Escuchemos a tres seminaristas y su profesor, mientras juntos discuten el concepto de mentor. El profesor Jaime es además un respetado y exitoso pastor. Guillermo estudia para pastor y a la vez trabaja como contador. José está cursando su último semestre y es pastor de jóvenes en una iglesia local: es un tipo atlético y serio. Susi está en su segundo año y es una chica muy vivaz y graciosa. Los cuatro se encuentran en la sala de conferencias, luego de su clase con el profesor Jaime:
-¡Oye! Esto es como tratar de agarrar humo-, dice José, inclinándose hacia delante.
-No me gustan las ambigüedades y toda esta idea de las relaciones me suena muy ambiguo. Si esta cuestión sobre los mentores no se me aclara ya, creo que me marcho pronto. Lo filosófico me aburre.
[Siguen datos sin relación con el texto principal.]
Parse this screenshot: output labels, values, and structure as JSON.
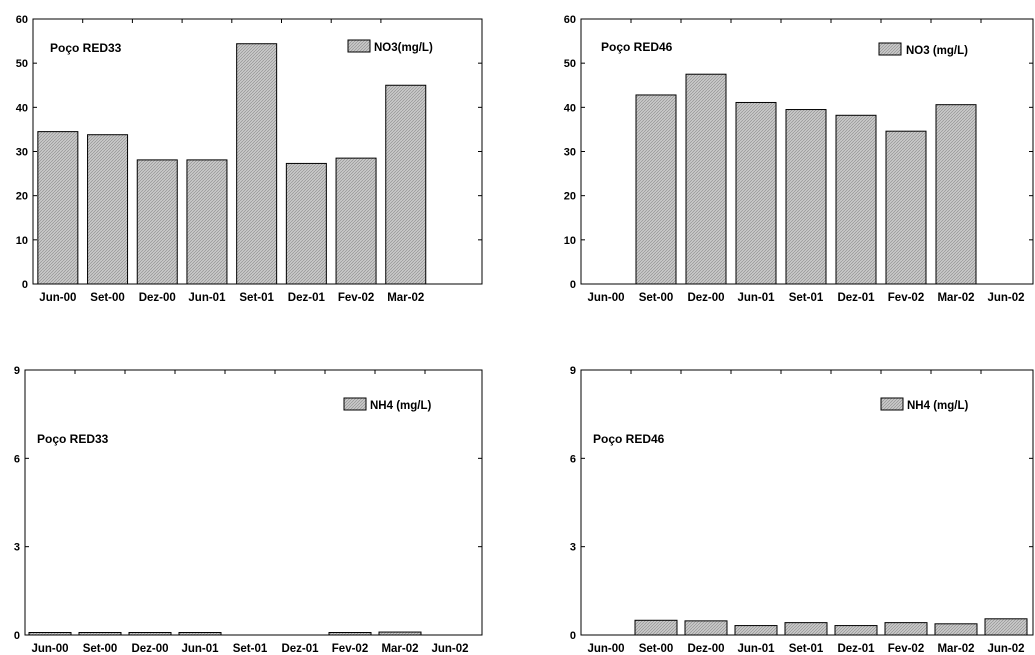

Jaime comienza a dar una explicación, cuando Guillermo irrumpe. -No tanto José. Creo que ya capto un poco por dónde va lo de Jaime. La idea de las relaciones es difusa hasta que no nos metemos en el asunto. A medida que una relación avanza, deja poco a poco de ser una idea, y se vuelve una realidad.
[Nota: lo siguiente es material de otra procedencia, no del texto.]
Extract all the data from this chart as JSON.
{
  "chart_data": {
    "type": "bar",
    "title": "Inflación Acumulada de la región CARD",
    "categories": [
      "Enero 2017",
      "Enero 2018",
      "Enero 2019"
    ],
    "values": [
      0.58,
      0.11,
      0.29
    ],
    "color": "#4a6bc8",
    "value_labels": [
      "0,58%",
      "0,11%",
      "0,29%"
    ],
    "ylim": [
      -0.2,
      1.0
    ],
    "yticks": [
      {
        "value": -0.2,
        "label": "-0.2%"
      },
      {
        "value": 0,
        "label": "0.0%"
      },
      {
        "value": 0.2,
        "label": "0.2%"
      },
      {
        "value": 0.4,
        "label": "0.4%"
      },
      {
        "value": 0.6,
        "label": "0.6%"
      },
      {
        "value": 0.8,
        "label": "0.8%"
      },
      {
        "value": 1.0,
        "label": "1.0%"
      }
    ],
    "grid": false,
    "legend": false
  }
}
Guillermo hace una corta pausa y continúa. -De hecho, mientras más larga y profunda es una relación, más concreta se vuelve.
-Me suena a que no existe un sistema rápido para formar líderes -, dice Susi. José se ríe y añade -Y a mí me suena a que tú ya estás llegando al punto, Susi.
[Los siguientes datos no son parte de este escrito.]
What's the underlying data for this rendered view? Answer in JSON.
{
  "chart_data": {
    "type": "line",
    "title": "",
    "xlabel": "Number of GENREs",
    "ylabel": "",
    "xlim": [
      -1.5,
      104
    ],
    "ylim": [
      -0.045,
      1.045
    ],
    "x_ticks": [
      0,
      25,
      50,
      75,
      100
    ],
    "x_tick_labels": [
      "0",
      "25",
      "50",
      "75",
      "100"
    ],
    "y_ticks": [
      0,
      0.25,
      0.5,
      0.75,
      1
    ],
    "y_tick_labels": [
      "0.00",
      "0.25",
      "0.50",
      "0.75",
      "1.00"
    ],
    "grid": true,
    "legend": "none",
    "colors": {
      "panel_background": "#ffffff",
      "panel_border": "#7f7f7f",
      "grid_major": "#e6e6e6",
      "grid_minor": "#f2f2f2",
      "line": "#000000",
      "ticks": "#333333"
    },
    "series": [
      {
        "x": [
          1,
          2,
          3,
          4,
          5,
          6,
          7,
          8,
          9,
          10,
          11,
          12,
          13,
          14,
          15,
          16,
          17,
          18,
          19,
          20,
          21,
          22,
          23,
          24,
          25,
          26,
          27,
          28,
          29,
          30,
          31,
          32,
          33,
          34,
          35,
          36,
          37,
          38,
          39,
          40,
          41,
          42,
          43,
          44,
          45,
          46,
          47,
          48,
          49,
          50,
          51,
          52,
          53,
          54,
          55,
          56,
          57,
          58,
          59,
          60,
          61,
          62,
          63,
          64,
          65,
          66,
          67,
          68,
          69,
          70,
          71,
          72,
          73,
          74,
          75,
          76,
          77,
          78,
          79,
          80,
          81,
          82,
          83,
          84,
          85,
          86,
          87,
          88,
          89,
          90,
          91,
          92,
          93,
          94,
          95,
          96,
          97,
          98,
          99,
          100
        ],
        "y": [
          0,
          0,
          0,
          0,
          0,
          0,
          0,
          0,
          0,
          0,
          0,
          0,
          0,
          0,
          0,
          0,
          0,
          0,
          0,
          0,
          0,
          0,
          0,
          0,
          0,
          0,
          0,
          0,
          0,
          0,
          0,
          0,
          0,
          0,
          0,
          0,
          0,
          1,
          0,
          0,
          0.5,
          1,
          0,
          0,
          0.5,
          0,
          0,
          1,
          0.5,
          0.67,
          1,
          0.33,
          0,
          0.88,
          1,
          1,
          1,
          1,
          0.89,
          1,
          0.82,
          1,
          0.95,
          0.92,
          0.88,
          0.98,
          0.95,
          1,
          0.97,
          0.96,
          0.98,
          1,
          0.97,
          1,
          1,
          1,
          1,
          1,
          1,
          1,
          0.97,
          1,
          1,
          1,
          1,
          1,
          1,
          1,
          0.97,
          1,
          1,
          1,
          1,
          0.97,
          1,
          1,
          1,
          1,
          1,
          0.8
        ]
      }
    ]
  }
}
-Okey, Jaime, parece que ya entiendo un poco-, dice José. -Pero, tengo una pregunta. Tú nos habías dicho que es fácil, pero establecer relaciones no es fácil, ¿cómo encajas esto con lo que nos habías dicho de que el proceso de mentores es algo básicamente fácil?
-José, yo no dije que fuera fácil. Dije que era simple. Quiero decir simple en su idea básica. El proceso en sí no es fácil en absoluto, porque la gente es compleja con toda clase de problemas.
-¿No hay atajos? - pregunta Susi.
-¡Oh, sí! Hay uno. El que muchos emplean en la preparación de líderes. Es fácil, más rápido y no representa peligro alguno para el ego de nadie. Manden a la gente a tomar una serie de cursos. Ya se mencionó antes. -¡O algo aún mejor! -dice Susi con sarcasmo. -¡Que reciban cursos on-line! José comenta, siguiendo la misma tónica: -Así ganan sus créditos y su título sin tener que interactuar con nadie. Tienen prueba de su preparación para el liderazgo, la enmarcan y la cuelgan en la pared.
Guillermo murmura algo no muy bajito para que todos escuchen, -Ah, José ya lo va captando. Los cursos, créditos y diplomas no son atajos. Son formas que permiten a ambas partes, el líder y el estudiante, evitar el proceso de relacionarse, porque toma tanto tiempo y es una amenaza a los egos. Este tipo de preparación puede ser bueno, pero deja algo fuera.
-¡Sí! – exclama Susi, -¡Lo que deja fuera es el Cristianismo!
Todos se ríen, Jaime pone las manos en la mesa, para llamar la atención del grupo. –Tal vez lo han exagerado un poco, pero casi es así. Quedan fuera el alma y corazón del Cristianismo… ¡las relaciones! ¿Y cómo queda un cuerpo sin alma ni corazón?
Todos, a una voz, contestan, -¡MUERTO!- Otra vez, se les escucha reír.